In 2012, Merck & Co., Inc. (Kenilworth, NJ) chartered a capital project to replace an existing syringe-filling machine in its clinical manufacturing facilities for finished drug products based in West Point, PA (Photo 1). As part of this project, capability was also added to use a single-use filling wetted path, including single-use needles. Here, we detail the management of this project from its initiation to final filling of an engineering batch. Our process-qualification study contained several critical stages:
Defining primary user requirements
Selecting a restricted access barrier system (RABS)
Assessing risk
Planning of flexibility for multiple dosing technologies
Developing configurations for a diverse and evolving pipeline of sterile products
Qualifying suppliers’ manufacturing processes
Factory acceptance testing (FAT) of prototypes
Collecting voice-of-customer (VoC) feedback
Evaluating particulate levels on the wetted-path surfaces of single-use assemblies
Finalizing the filling-path design
Creating standard operating procedures (SOPs) and batch-record template instructions
Training of manufacturing staff
Assessing the end-to-end process including washing, sterilization, materials handling, and environmental monitoring
Manufacturing an engineering batch.
Photo 2: Bausch+Ströbel SFM 5110 filling machine
The final system design incorporates a Bausch+Ströbel SFM 5110 machine (Photo 2) and a Pall single-use filling wetted path. This system was evaluated using an engineering batch of sterile product. About 7,500 syringes were filled with a dosing accuracy meeting the user-requirement specification (URS) and no visible particles.

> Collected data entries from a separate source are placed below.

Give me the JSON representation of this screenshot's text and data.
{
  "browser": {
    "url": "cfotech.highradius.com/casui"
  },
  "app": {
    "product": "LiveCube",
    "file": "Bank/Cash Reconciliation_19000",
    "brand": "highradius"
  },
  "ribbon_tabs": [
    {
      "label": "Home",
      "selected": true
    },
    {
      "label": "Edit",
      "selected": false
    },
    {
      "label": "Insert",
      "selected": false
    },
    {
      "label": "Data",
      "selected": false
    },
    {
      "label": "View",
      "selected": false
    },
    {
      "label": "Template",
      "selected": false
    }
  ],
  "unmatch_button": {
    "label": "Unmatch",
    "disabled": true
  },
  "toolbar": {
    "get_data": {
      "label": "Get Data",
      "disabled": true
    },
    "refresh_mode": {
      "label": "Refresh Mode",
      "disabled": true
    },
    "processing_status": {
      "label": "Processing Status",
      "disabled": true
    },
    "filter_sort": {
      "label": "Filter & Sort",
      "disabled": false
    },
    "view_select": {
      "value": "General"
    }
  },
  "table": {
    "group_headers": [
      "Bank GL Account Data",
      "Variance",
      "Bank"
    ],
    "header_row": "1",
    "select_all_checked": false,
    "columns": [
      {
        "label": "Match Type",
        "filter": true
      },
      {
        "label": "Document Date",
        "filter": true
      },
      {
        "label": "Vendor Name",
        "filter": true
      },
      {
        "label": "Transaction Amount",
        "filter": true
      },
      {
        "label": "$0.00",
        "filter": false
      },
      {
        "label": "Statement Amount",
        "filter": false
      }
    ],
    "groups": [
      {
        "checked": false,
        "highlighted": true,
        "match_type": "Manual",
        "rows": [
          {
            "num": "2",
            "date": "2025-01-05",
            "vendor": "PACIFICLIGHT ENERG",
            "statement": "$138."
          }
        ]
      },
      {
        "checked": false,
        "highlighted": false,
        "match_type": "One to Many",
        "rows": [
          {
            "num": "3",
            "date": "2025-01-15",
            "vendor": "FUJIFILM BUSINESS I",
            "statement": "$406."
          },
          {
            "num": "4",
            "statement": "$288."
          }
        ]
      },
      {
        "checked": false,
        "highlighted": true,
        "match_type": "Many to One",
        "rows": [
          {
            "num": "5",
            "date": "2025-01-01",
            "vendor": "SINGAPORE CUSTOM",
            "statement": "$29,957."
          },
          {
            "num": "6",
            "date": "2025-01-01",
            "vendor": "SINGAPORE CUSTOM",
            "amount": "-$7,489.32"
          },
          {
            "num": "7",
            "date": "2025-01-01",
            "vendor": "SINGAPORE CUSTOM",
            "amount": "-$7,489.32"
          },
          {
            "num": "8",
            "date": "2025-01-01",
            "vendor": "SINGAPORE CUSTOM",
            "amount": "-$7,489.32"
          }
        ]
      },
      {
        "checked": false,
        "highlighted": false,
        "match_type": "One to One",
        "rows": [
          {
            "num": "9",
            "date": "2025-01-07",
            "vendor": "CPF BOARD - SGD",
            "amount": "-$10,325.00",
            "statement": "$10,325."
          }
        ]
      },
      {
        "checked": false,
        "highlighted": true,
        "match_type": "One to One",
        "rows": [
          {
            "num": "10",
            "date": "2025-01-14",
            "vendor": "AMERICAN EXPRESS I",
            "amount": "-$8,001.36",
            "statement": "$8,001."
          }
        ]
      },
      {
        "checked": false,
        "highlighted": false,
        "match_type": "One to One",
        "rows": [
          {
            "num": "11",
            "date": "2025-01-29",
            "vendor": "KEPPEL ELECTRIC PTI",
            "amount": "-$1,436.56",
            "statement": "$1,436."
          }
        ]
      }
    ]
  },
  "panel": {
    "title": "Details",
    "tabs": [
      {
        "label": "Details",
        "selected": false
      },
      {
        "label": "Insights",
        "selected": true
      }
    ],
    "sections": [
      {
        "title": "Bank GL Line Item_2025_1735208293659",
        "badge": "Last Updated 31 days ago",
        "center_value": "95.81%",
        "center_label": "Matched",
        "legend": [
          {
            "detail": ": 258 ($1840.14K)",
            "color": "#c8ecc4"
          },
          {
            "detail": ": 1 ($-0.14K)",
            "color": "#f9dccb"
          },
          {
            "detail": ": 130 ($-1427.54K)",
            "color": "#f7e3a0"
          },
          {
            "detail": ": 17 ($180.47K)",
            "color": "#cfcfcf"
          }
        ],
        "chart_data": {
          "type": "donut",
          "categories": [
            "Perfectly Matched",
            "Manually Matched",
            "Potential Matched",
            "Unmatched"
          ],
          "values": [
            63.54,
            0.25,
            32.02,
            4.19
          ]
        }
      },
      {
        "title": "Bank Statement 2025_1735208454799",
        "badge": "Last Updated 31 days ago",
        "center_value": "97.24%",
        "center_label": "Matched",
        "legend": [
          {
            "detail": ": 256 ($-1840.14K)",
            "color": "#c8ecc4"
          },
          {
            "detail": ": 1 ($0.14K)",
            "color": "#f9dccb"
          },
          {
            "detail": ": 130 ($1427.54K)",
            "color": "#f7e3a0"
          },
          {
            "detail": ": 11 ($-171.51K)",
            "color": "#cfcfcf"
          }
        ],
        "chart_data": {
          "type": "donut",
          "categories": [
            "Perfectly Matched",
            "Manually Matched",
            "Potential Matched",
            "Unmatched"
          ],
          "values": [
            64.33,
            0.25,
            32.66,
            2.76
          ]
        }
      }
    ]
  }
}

Major Objectives: Two major objectives drove our desire to include capability for a single-use wetted path in this project: a goal to improve filling-dose control relative to the performance of the former filling machine, and the manufacturing department’s strategic goal to achieve broader implementation of single-use technologies. In addition, Merck had a pipeline of diverse and evolving sterile products that would require a filling line capable of supporting those products, including multiple dosing technologies and other configurations.
Primary user requirements Filling Machine: We defined five primary user requirements for the new filling machine:
Enclosed in a RABS
Handles batch sizes between 500 and 20,000 units/shift
Processes multiple product and container types to support clinical development requirements
Allows manual decontamination, with all product-contact parts washed and sterilized out of place
Has a filling line engineered for compatibility with single-use wetted paths.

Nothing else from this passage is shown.